Выбрать главу

Но вера в созидательные силы народа у этих писателей сочетается с горьким сознанием трагизма его исторической судьбы, столь полно воплотившейся в участи Жанны д'Арк. В ее лице сама история как бы создала обобщенный символ своей многовековой трагедии. В таком направлении и излагается летопись легендарных подвигов Жанны в книгах, ей посвященных. Различия между ними проявляются не столько в истолковании общего смысла изображаемых событий, сколько в характеристике самой Орлеанской девы.

У каждого из мастеров, создающих ее портрет, есть своя Жанна, не похожая ни на один из ее многочисленных двойников. Становясь фокусом, в котором преломляются заветные чаяния глубоко различных художников, образ Жанны д'Арк несет на себе отпечаток их неповторимой творческой индивидуальности. Таким слепком с авторской души является и Жанна д'Арк Твена. Книга о ней не принадлежит к числу его лучших созданий. Но ни в одну из них он не вложил так много своего, не раскрыл так полно то, что таилось в святая святых его внутреннего мира. «Возможно, эта книга не будет пользоваться спросом… — писал Твен в 1895 г. Г. Г. Роджерсу, — это не имеет значения — она писалась из любви к предмету» (12, 629).

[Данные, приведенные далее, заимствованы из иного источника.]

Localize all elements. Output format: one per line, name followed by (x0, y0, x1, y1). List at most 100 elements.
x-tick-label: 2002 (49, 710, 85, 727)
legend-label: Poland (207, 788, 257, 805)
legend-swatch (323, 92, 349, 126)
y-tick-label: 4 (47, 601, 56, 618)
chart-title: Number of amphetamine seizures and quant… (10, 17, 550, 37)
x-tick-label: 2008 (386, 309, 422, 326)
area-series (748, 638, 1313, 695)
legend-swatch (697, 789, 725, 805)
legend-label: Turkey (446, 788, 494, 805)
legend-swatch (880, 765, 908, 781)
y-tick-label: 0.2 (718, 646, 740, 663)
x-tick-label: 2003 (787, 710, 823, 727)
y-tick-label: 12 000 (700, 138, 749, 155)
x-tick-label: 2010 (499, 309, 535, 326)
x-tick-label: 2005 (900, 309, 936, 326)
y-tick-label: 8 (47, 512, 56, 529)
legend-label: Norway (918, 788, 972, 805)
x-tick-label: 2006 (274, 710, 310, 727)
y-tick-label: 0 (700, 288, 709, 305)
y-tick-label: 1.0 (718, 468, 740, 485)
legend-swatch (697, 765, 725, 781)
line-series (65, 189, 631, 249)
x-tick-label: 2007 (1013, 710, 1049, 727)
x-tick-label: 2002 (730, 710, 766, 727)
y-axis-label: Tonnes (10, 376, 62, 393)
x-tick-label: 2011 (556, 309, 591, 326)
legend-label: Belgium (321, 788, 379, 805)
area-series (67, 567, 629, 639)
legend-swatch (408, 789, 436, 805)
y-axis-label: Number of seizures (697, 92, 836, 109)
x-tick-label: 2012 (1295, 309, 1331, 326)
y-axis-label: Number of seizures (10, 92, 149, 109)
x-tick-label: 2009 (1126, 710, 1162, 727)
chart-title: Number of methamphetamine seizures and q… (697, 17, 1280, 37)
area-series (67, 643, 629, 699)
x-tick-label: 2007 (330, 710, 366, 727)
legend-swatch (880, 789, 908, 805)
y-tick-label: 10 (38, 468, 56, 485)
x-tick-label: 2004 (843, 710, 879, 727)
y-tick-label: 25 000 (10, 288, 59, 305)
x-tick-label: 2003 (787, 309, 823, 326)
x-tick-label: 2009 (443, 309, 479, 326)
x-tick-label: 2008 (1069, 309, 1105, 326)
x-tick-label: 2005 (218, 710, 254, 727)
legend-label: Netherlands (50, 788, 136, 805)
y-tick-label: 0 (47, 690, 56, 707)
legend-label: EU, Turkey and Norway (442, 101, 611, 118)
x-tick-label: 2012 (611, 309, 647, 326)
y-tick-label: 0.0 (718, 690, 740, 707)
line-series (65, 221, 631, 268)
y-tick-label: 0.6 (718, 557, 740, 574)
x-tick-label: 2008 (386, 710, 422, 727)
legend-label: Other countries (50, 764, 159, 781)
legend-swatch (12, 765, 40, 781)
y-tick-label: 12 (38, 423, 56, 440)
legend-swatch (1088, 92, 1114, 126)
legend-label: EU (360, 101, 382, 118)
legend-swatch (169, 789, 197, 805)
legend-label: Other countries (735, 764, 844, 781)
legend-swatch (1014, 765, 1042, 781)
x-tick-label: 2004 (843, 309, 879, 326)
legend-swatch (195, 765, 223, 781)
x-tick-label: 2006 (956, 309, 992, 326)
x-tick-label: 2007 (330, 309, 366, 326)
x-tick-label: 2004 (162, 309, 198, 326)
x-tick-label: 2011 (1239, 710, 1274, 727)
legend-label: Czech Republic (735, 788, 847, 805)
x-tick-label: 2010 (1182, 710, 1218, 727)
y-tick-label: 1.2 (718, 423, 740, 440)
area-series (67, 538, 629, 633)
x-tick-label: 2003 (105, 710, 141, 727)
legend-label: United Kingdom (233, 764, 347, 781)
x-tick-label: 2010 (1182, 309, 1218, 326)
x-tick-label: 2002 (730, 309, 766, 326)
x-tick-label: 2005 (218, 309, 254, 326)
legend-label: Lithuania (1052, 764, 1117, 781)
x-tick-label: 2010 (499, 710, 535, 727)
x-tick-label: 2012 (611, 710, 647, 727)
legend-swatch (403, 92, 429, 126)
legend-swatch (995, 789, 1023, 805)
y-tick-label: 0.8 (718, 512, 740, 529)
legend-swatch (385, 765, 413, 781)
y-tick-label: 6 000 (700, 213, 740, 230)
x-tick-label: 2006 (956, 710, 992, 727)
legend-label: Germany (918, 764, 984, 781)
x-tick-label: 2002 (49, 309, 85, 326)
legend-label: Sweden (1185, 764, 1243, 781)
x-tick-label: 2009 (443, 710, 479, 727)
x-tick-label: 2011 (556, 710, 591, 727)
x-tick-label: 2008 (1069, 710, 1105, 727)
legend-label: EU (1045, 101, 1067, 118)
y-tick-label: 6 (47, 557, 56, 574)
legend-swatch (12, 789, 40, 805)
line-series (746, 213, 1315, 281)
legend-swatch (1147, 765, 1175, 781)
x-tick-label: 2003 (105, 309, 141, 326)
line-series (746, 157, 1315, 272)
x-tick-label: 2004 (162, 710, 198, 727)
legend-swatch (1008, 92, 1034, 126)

Его мечта о гармонически чистом, целостном человеке, самые интимные и личные чувства которого неотделимы от гражданственных устремлений, впервые получает здесь полноту образного воплощения. Если у Бернарда Шоу Жанна д'Арк — образец крестьянского здравомыслия и практицизма, то у Твена она — олицетворение нравственного величия и удивительной душевной красоты. Эта семнадцатилетняя пастушка — подлинное «дитя природы», чистое, непосредственное, искреннее во всех проявлениях своей целостной, неизуродованной натуры. Ее образ неотделим от образа чудесного широколистного дерева, под сенью которого она родилась и выросла. Его невидимые ветви осеняют ее даже тогда, когда она уходит из родной деревни, дабы выполнить свое высокое предназначение. Природная мудрость сердца сочетается в ней с ясностью мысли, не омраченной никакими эгоистическими расчетами и нечистыми помыслами. Спасительницей родины ее делает не вмешательство небесных сил, а глубина патриотического чувства, столь естественная для простого человека, кровно связанного со своим народом и своей землей. «Она была крестьянка. В этом вся разгадка, — пишет Твен. — Она вышла из народа и знала народ» (8, 17). Нерасторжимость связи с тружениками Франции и служит залогом подвигов Жанны. Но в этой же связи — залог и ее обреченности. Безродная и бесправная дочь народа, она нарушила запреты эксплуататорского общества, поднявшись на высоты, где обитают его бездушные правители. В логово зверей пришел человек, и ему уготована здесь неминуемая гибель. Удивительная тонкость душевной организации этой простенькой девушки резко контрастирует с варварскими нравами привилегированных сословий. «Жанна, — пишет Твен в предисловии к книге, — была правдива, когда ложь не сходила у людей с языка, она была честна, когда понятие о честности было утрачено… Она была стойкой там, где стойкость была неизвестна, и дорожила честью, когда честь была позабыта. Она соблюдала достоинство в эпоху низкого раболепства» (8, 10).